Apesar de a obra conter inúmeras passagens lindas, conceitos e exortações – e, diga-se de passagem, maravilhosamente bem escritas pelo Santo – quero chamar a atenção para um ponto importante e relevante que inferi e se constitui de maneira implícita nas palavras do Dr. da Igreja.

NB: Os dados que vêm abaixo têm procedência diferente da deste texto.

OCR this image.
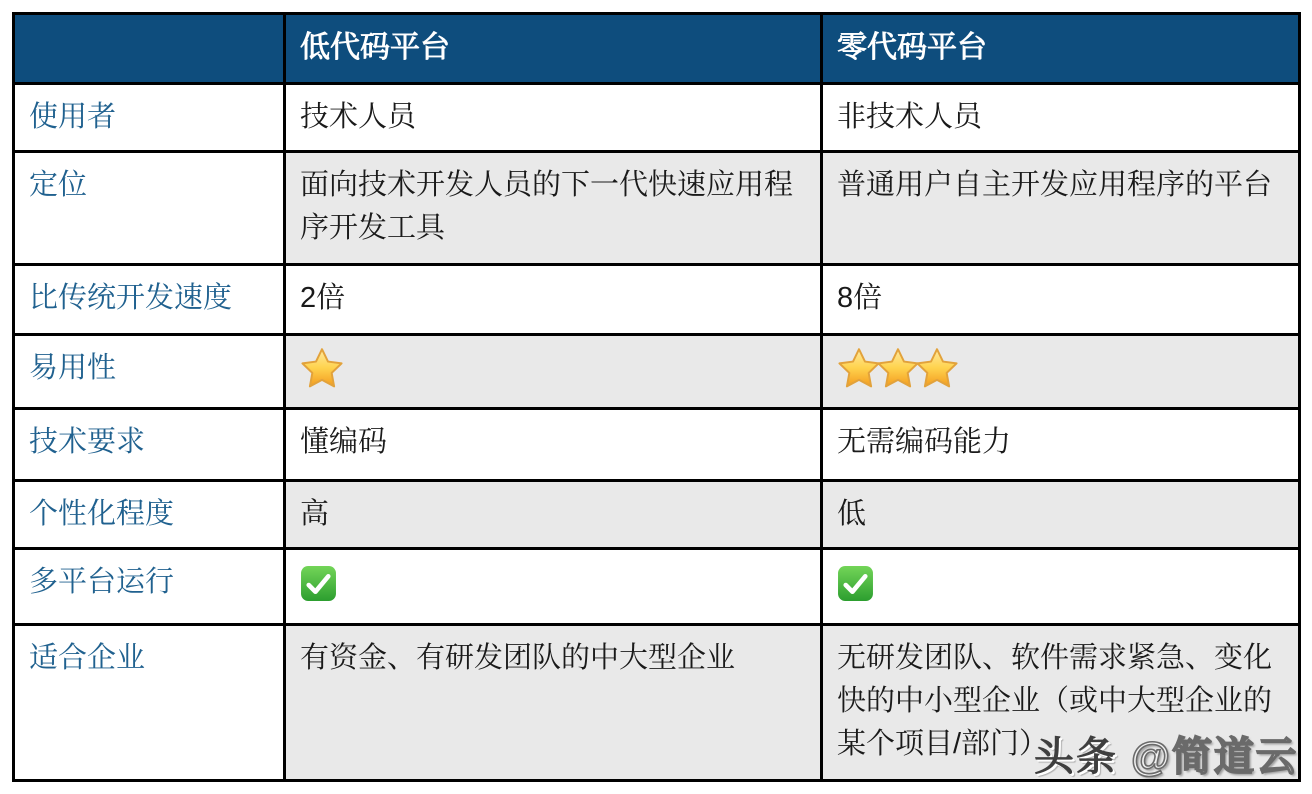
	低代码平台	零代码平台
使用者	技术人员	非技术人员
定位	面向技术开发人员的下一代快速应用程序开发工具	普通用户自主开发应用程序的平台
比传统开发速度	2倍	8倍
易用性		
技术要求	懂编码	无需编码能力
个性化程度	高	低
多平台运行		
适合企业	有资金、有研发团队的中大型企业	无研发团队、软件需求紧急、变化快的中小型企业（或中大型企业的某个项目/部门）
头条 @简道云
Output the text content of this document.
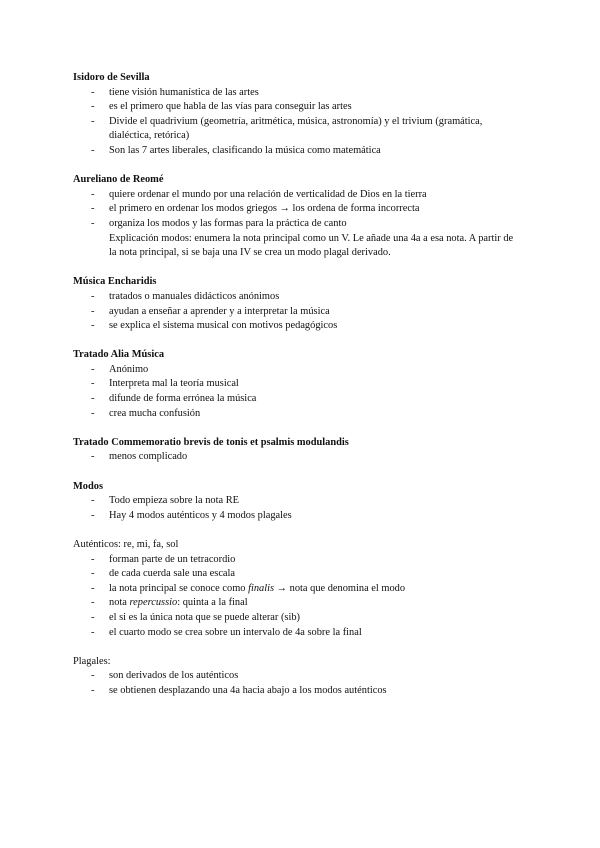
Isidoro de Sevilla
- tiene visión humanística de las artes
- es el primero que habla de las vías para conseguir las artes
- Divide el quadrivium (geometría, aritmética, música, astronomía) y el trivium (gramática, dialéctica, retórica)
- Son las 7 artes liberales, clasificando la música como matemática
Aureliano de Reomé
- quiere ordenar el mundo por una relación de verticalidad de Dios en la tierra
- el primero en ordenar los modos griegos → los ordena de forma incorrecta
- organiza los modos y las formas para la práctica de canto
Explicación modos: enumera la nota principal como un V. Le añade una 4a a esa nota. A partir de la nota principal, si se baja una IV se crea un modo plagal derivado.
Música Encharidis
- tratados o manuales didácticos anónimos
- ayudan a enseñar a aprender y a interpretar la música
- se explica el sistema musical con motivos pedagógicos
Tratado Alia Música
- Anónimo
- Interpreta mal la teoría musical
- difunde de forma errónea la música
- crea mucha confusión
Tratado Commemoratio brevis de tonis et psalmis modulandis
- menos complicado
Modos
- Todo empieza sobre la nota RE
- Hay 4 modos auténticos y 4 modos plagales
Auténticos: re, mi, fa, sol
- forman parte de un tetracordio
- de cada cuerda sale una escala
- la nota principal se conoce como finalis → nota que denomina el modo
- nota repercussio: quinta a la final
- el si es la única nota que se puede alterar (sib)
- el cuarto modo se crea sobre un intervalo de 4a sobre la final
Plagales:
- son derivados de los auténticos
- se obtienen desplazando una 4a hacia abajo a los modos auténticos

Quando trouxe no começo desse texto a ideia de algo elementar em nossa vida, que precede, em certa medida, as raízes de nossos pensamentos, tento apresentar uma forma de enxergar as situações com outros olhos: o de que existe uma linha, uma sequência de princípios, e que, para além disso, há formas de se lidar com ela; nossas angustias, medos e tristezas, já foram vividas por outros muito antes de nós, e mais, que sempre souberam superá-las. Não pretendo de forma alguma listar o que se deve fazer, mas somente apontar o que outros homens infinitamente mais dignos fizeram. Uma das respostas mais racionais, inevitavelmente, é o Cristianismo. Se Santo Agostinho sentiu-as, 1600 anos atrás, e encontrou suas respostas no catolicismo – ele que tinha dom para os estudos, sendo considerado extremamente inteligente por seus contemporâneos, dominando artes como a da gramática, lógica e retórica, e estudado afundo inúmeras doutrinas de grandes pensadores – por que nós também não o podemos fazer e ter um mínimo de ordem existencial?

É impressionante, e ao mesmo tempo de uma Beleza extraordinária, os ensinamentos que contém seus escritos – tão antigos e tão atuais – e que nos convida, quase que de maneira imperativa, a refletir sobre o que fazemos no dia a dia: “Quem conhece a Verdade a conhece e quem a conhece, conhece a eternidade. A caridade (Amor) a conhece.” Os ensinamentos de Cristo não foram feitos para a “sua época”, mas sim para todos os tempos. É mais ou menos nesse aspecto que reside a ordem que não pode ser perdida no emaranhado caótico de perdições e maldades em que somos atirados incessantemente todos os dias. 

Confissões, Santo Agostinho.


*Este conteúdo é de responsabilidade do autor e não representa, necessariamente, a opinião do Diário de Uberlândia.